If this kind of AI driven story has your attention, it could be a good moment to broaden your watchlist with 40 healthcare AI stocks

Revvity has rallied on the Anthropic tie up and still trades below some fair value estimates and analyst targets. Is that discount a genuine opportunity, or a signal that the market wants more proof before it re rates the stock?

Most Popular Narrative: 2.2% Undervalued

The most followed narrative currently pegs Revvity's fair value at $113.64, only slightly above the last close at $111.11. This sets up a finely balanced valuation story.

Ongoing shift in product mix toward higher margin, software enabled and consumables driven offerings (e.g., SaaS Signals, reagents, new IDS i20 platform), along with structural cost actions, are expected to materially expand operating and net margins, with 2026 set to start at a higher 28% operating margin baseline.

Read the complete narrative.

Want to see what kind of revenue profile and margin rebuild sits behind that mix shift story? The narrative leans on measured growth, rising profitability and a richer earnings multiple to get to its fair value anchor.

Result: Fair Value of $113.64 (UNDERVALUED)

Have a read of the narrative in full and understand what's behind the forecasts.

However, investors still need to factor in risks around regulatory pressure in key diagnostics markets and softer academic or government demand, which could challenge the Revvity narrative.

Find out about the key risks to this Revvity narrative.

Next Steps

With both concerns and optimism around Revvity already on the table, this is a good moment to move quickly and conduct your own stress test of the balance of risks and rewards using the 2 key rewards and 1 important warning sign

Looking for more investment ideas beyond Revvity?

If Revvity has sharpened your focus, do not stop there. Broaden your opportunity set with a few targeted stock ideas built from the Simply Wall Street Screener.
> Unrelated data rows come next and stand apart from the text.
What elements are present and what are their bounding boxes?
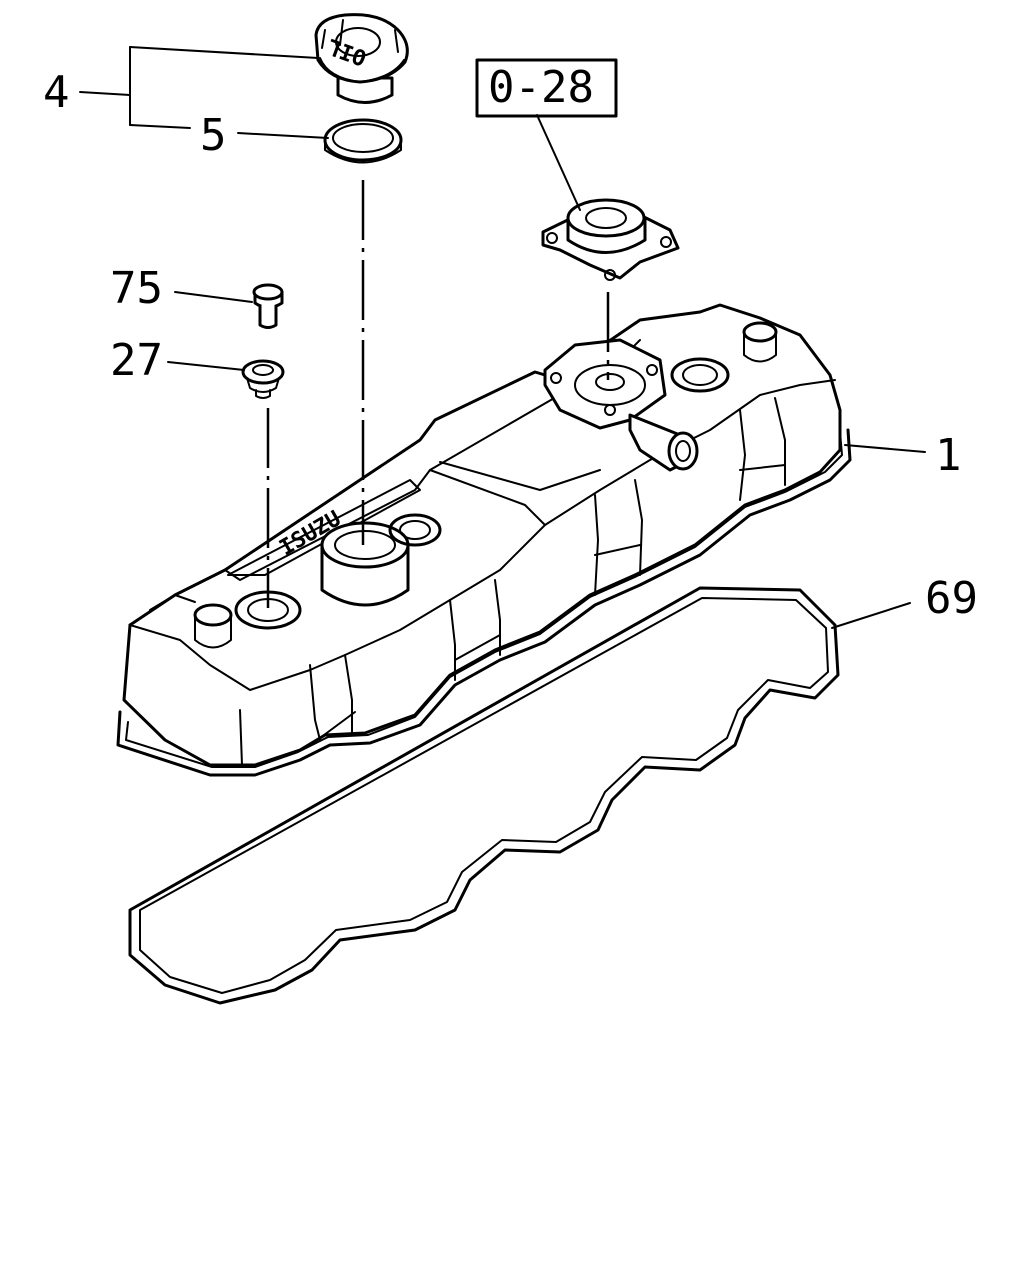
reference-box-028: 0-28	[475, 58, 618, 118]
valve-cover-1: ISUZU	[116, 303, 852, 777]
o-ring-5	[323, 118, 403, 164]
callout-4: 4	[43, 67, 70, 118]
oil-filler-cap-4: OIL	[314, 13, 409, 104]
breather-cap-028	[541, 198, 680, 281]
bolt-75	[252, 283, 284, 329]
washer-27	[241, 359, 285, 399]
ref-label-028: 0-28	[488, 62, 594, 113]
leader-lines	[79, 46, 926, 629]
callout-69: 69	[925, 573, 978, 624]
assembly-lines	[266, 180, 610, 608]
gasket-69	[128, 586, 840, 1005]
callout-27: 27	[110, 335, 163, 386]
callout-75: 75	[110, 263, 163, 314]
callout-labels: 4 5 75 27 1 69	[43, 67, 978, 624]
callout-1: 1	[935, 430, 962, 481]
callout-5: 5	[200, 110, 227, 161]
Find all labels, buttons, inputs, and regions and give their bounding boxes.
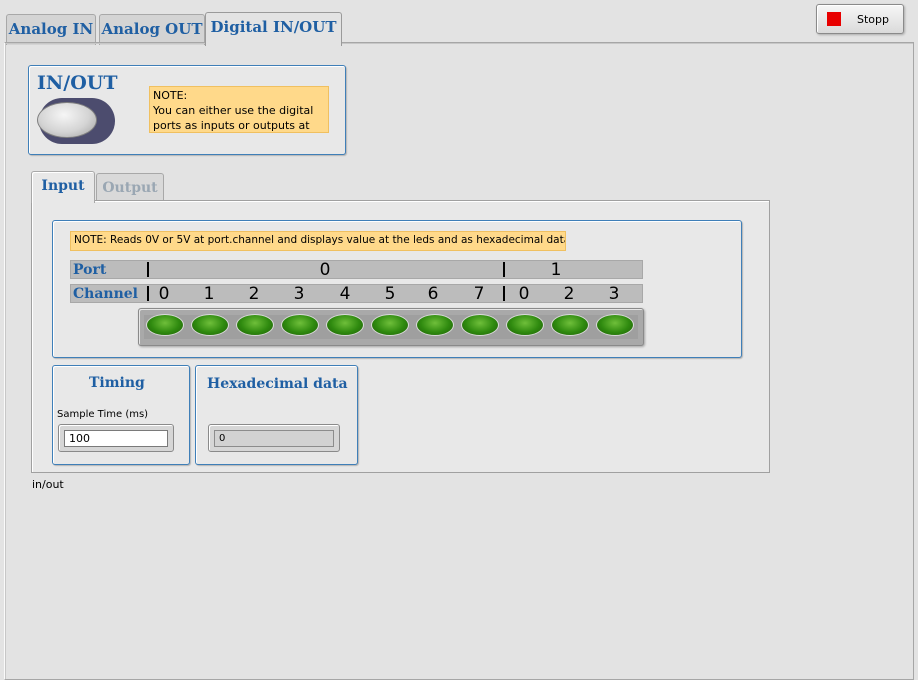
led-indicator — [191, 314, 229, 336]
channel-number: 6 — [427, 284, 439, 304]
channel-number: 1 — [203, 284, 215, 304]
port-number: 1 — [550, 260, 562, 280]
inout-group: IN/OUT NOTE: You can either use the digi… — [28, 65, 346, 155]
led-indicator — [146, 314, 184, 336]
sample-time-input[interactable]: 100 — [64, 430, 168, 447]
channel-number: 7 — [473, 284, 485, 304]
led-indicator — [506, 314, 544, 336]
channel-number: 2 — [563, 284, 575, 304]
channel-label: Channel — [73, 286, 138, 302]
channel-separator — [147, 286, 149, 301]
channel-row: Channel 0 1 2 3 4 5 6 7 0 2 3 — [70, 284, 643, 303]
port-row: Port 0 1 — [70, 260, 643, 279]
tab-input[interactable]: Input — [31, 171, 95, 203]
inout-note: NOTE: You can either use the digital por… — [149, 86, 329, 133]
inout-toggle-switch[interactable] — [37, 102, 97, 138]
port-label: Port — [73, 262, 107, 278]
stop-button[interactable]: Stopp — [816, 4, 904, 34]
inout-footer-label: in/out — [32, 478, 64, 491]
tab-analog-in[interactable]: Analog IN — [6, 14, 96, 45]
port-separator — [147, 262, 149, 277]
channel-number: 0 — [518, 284, 530, 304]
hex-group: Hexadecimal data 0 — [195, 365, 358, 465]
port-separator — [503, 262, 505, 277]
channel-number: 4 — [339, 284, 351, 304]
stop-button-label: Stopp — [857, 13, 889, 26]
tab-output[interactable]: Output — [96, 173, 164, 201]
port-number: 0 — [319, 260, 331, 280]
stop-led-icon — [827, 12, 841, 26]
led-indicator — [236, 314, 274, 336]
timing-title: Timing — [89, 375, 145, 391]
channel-separator — [503, 286, 505, 301]
channel-number: 3 — [293, 284, 305, 304]
input-note: NOTE: Reads 0V or 5V at port.channel and… — [70, 231, 566, 251]
channel-number: 0 — [158, 284, 170, 304]
led-indicator — [416, 314, 454, 336]
hex-value-display: 0 — [214, 430, 334, 447]
timing-group: Timing Sample Time (ms) 100 — [52, 365, 190, 465]
led-indicator — [371, 314, 409, 336]
tab-digital-inout[interactable]: Digital IN/OUT — [205, 12, 342, 46]
led-indicator — [596, 314, 634, 336]
channel-number: 3 — [608, 284, 620, 304]
led-indicator — [281, 314, 319, 336]
tab-analog-out[interactable]: Analog OUT — [99, 14, 205, 45]
channel-number: 2 — [248, 284, 260, 304]
sample-time-label: Sample Time (ms) — [57, 409, 149, 420]
led-indicator — [326, 314, 364, 336]
led-indicator — [461, 314, 499, 336]
channel-number: 5 — [384, 284, 396, 304]
led-indicator — [551, 314, 589, 336]
inout-title: IN/OUT — [37, 72, 118, 94]
hex-title: Hexadecimal data — [207, 376, 348, 392]
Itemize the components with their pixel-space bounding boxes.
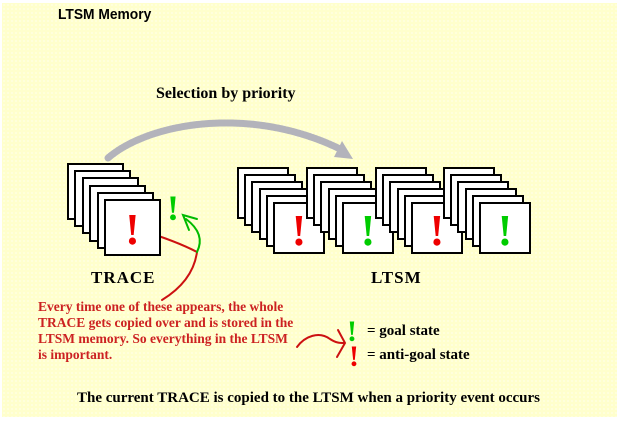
legend-anti-goal-state-mark: !	[349, 340, 359, 373]
goal-state-mark: !	[167, 188, 179, 228]
stack-front-card: !	[104, 198, 161, 256]
footer-caption: The current TRACE is copied to the LTSM …	[76, 390, 541, 406]
annotation-text: Every time one of these appears, the who…	[38, 299, 294, 362]
ltsm-label: LTSM	[371, 268, 422, 287]
legend-goal-state-mark: !	[347, 315, 357, 348]
trace-label: TRACE	[91, 268, 156, 287]
stack-front-card: !	[411, 201, 463, 254]
legend-anti-goal-state-label: = anti-goal state	[367, 347, 470, 363]
page-title: LTSM Memory	[58, 6, 152, 23]
legend-goal-state-label: = goal state	[367, 323, 440, 339]
stack-front-card: !	[479, 201, 531, 254]
selection-by-priority-label: Selection by priority	[156, 85, 296, 102]
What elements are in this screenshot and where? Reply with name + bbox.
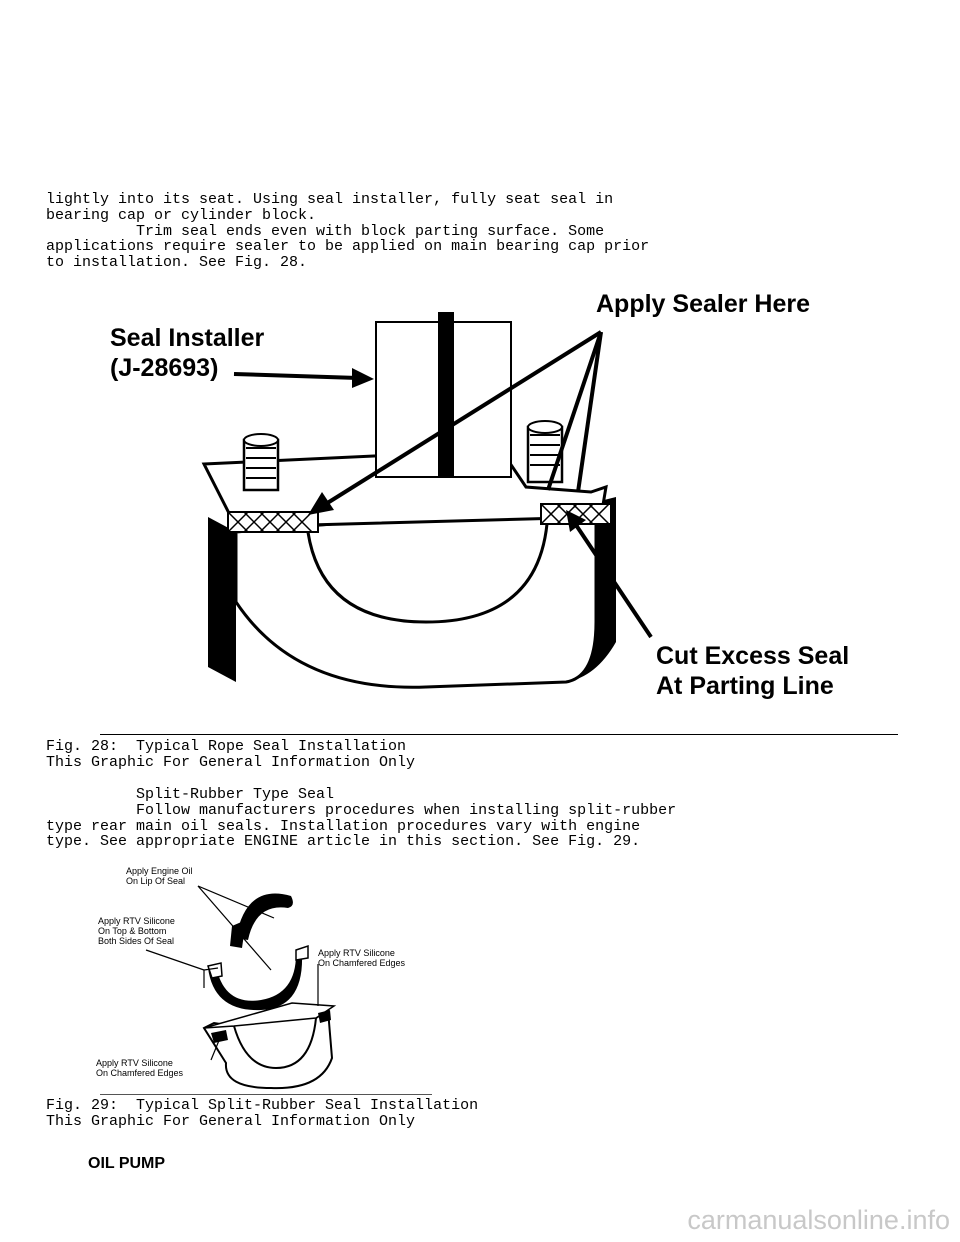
left-bolt xyxy=(242,433,280,492)
label-seal-installer: Seal Installer xyxy=(110,324,265,352)
figure-28-caption: Fig. 28: Typical Rope Seal Installation … xyxy=(46,738,416,771)
seal-lip xyxy=(230,920,246,948)
label-on-lip-of-seal: On Lip Of Seal xyxy=(126,876,185,886)
label-seal-installer-part: (J-28693) xyxy=(110,354,218,382)
label-on-chamfered-edges: On Chamfered Edges xyxy=(318,958,406,968)
lower-seal-tabs xyxy=(207,944,309,979)
label-on-chamfered-edges-cap: On Chamfered Edges xyxy=(96,1068,184,1078)
figure-29-caption: Fig. 29: Typical Split-Rubber Seal Insta… xyxy=(46,1097,479,1130)
rope-seal-left-hatch xyxy=(227,511,313,533)
seal-installer-rod xyxy=(438,312,454,477)
label-apply-rtv-chamfered: Apply RTV Silicone xyxy=(318,948,395,958)
figure-28-rule xyxy=(100,734,898,735)
label-apply-rtv-top-bottom: Apply RTV Silicone xyxy=(98,916,175,926)
bearing-cap-right-shadow xyxy=(566,497,616,682)
body-paragraph-rope-seal: lightly into its seat. Using seal instal… xyxy=(46,191,650,272)
right-bolt xyxy=(526,420,564,484)
label-both-sides-of-seal: Both Sides Of Seal xyxy=(98,936,174,946)
label-apply-sealer: Apply Sealer Here xyxy=(596,290,810,318)
figure-29-split-rubber-seal: Apply Engine Oil On Lip Of Seal Apply RT… xyxy=(96,866,406,1090)
cap-chamfers xyxy=(211,1010,331,1043)
label-apply-engine-oil: Apply Engine Oil xyxy=(126,866,193,876)
label-on-top-bottom: On Top & Bottom xyxy=(98,926,166,936)
fig29-leaders xyxy=(145,885,319,1061)
body-paragraph-split-rubber: Split-Rubber Type Seal Follow manufactur… xyxy=(46,786,677,851)
watermark: carmanualsonline.info xyxy=(687,1205,950,1235)
arrows xyxy=(233,330,653,639)
lower-seal-half xyxy=(208,954,303,1011)
seal-groove xyxy=(304,506,550,624)
label-apply-rtv-cap: Apply RTV Silicone xyxy=(96,1058,173,1068)
label-cut-excess-seal: Cut Excess Seal xyxy=(656,642,849,670)
bearing-cap-top xyxy=(203,1002,337,1029)
section-heading-oil-pump: OIL PUMP xyxy=(88,1155,166,1172)
bearing-cap-body xyxy=(234,500,598,689)
figure-29-rule xyxy=(100,1094,432,1095)
label-at-parting-line: At Parting Line xyxy=(656,672,834,700)
figure-28-rope-seal: Seal Installer (J-28693) Apply Sealer He… xyxy=(110,290,849,700)
upper-seal-half xyxy=(236,893,293,940)
bearing-cap-shadow xyxy=(208,517,236,682)
rope-seal-left xyxy=(227,511,319,533)
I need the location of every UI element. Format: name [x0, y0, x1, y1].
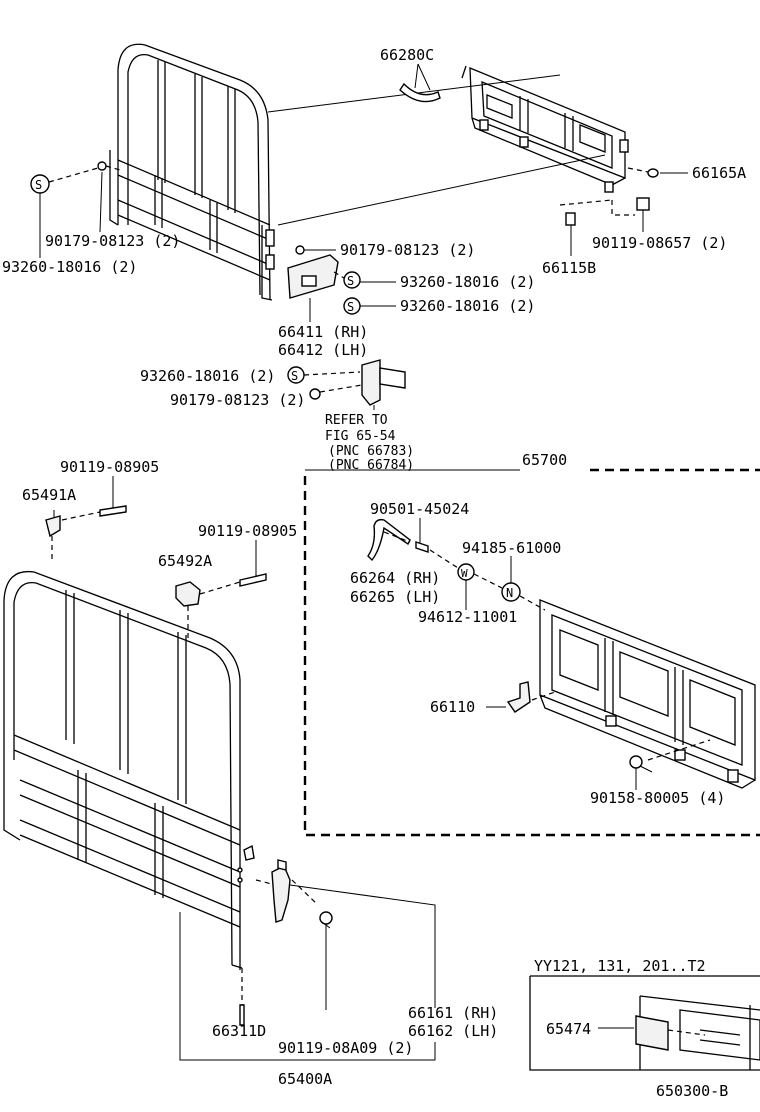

This article by Simply Wall St is general in nature. We provide commentary based on historical data and analyst forecasts only using an unbiased methodology and our articles are not intended to be financial advice. It does not constitute a recommendation to buy or sell any stock, and does not take account of your objectives, or your financial situation. We aim to bring you long-term focused analysis driven by fundamental data. Note that our analysis may not factor in the latest price-sensitive company announcements or qualitative material. Simply Wall St has no position in any stocks mentioned.